Graph Recurrent Networks
These are inspired by recurrent neural networks and are also referred to as GRN. The basic use of these networks is in sequence modeling. These networks apply the recurrent operations to the graph data and learn features from it. These features are representative of the global structure.
Graph Attention Networks
The graph attention networks (GATs) introduce the attention mechanism in the GNNs. This mechanism is used to learn the weights of edges in the graph. This helps in the message passing because the nodes choose the relevant neighbors and it makes the overall working of the network easy. The GATs work perfectly in processes like node classifications and recommendations.
Graph Isomorphism Network
The graph isomorphism network was introduced in 2018, and it can produce the same output as the two isomorphic graphs. GINs focus on the structural information of graphs and apply premature invariant functions during the steps of message passing and node update. Each node represents its data, and the most likely connected nodes are aggregated to create a more powerful network.
GraphSAGE
GraphSAGE means graph sample and aggregated, which is a popular GNN architecture. It samples the local neighborhood of each node and aggregates its features. In this way, the detail of node data is easily represented, and as a result, scalability can be applied to large graphs. It makes graph learning tasks easy, such as the classification of nodes and link prediction.
Applications of GNNs
The large collection of types of GNN architecture allows it to perform multiple tasks. Here are some important applications of GNN in various domains:
Social Network Analysis
GNN has applications in social networks, where it can model relationships among network entities. As a result, it performs tasks such as link prediction, recommendation analysis, community detection, etc.
Medical Industry
The GNN plays an informative role in the medical industry in branches like bioinformatics and drug discovery.
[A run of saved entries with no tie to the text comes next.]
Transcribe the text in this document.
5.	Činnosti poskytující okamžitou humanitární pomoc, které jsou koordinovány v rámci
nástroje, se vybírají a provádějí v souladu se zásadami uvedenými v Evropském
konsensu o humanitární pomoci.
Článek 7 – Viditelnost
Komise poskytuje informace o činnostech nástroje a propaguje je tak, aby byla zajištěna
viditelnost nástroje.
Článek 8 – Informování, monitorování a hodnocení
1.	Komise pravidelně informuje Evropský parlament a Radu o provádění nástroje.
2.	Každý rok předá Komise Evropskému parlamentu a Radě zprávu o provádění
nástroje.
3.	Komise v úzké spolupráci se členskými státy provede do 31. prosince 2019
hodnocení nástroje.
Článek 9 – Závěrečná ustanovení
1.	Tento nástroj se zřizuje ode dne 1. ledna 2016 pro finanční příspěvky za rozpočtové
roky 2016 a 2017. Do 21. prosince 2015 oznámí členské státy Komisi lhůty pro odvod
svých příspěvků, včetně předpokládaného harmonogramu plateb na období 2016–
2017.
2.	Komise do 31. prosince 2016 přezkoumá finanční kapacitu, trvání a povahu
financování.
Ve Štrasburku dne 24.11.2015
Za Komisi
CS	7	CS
It is used in the prediction of the molecular properties of new drugs, the protein-protein interaction in the body and drugs, the formulation of new drugs based on experimentation, etc.
Recommendation System
The relationship between the graphs is a string in the GNNs, which makes it ideal for prediction and learning the interaction between the user and the items. Moreover, the graph structures are highly usable in the recommendation system of the items released for the users on different levels.
Hence, we have read the information about the graph neural networks. The basic unit of these networks is the graph, which has two parts nodes and edges. The relationship between different edges in the group is responsible for the functioning of GNN. We have seen the types of neural networks that are divided based on their mechanisms of working. In the end, we had an overview of the general applications of GNN. These are a little bit more complex neural networks as compared to other modern networks we have read in this series. In the next lecture, we will discuss another modern neural network.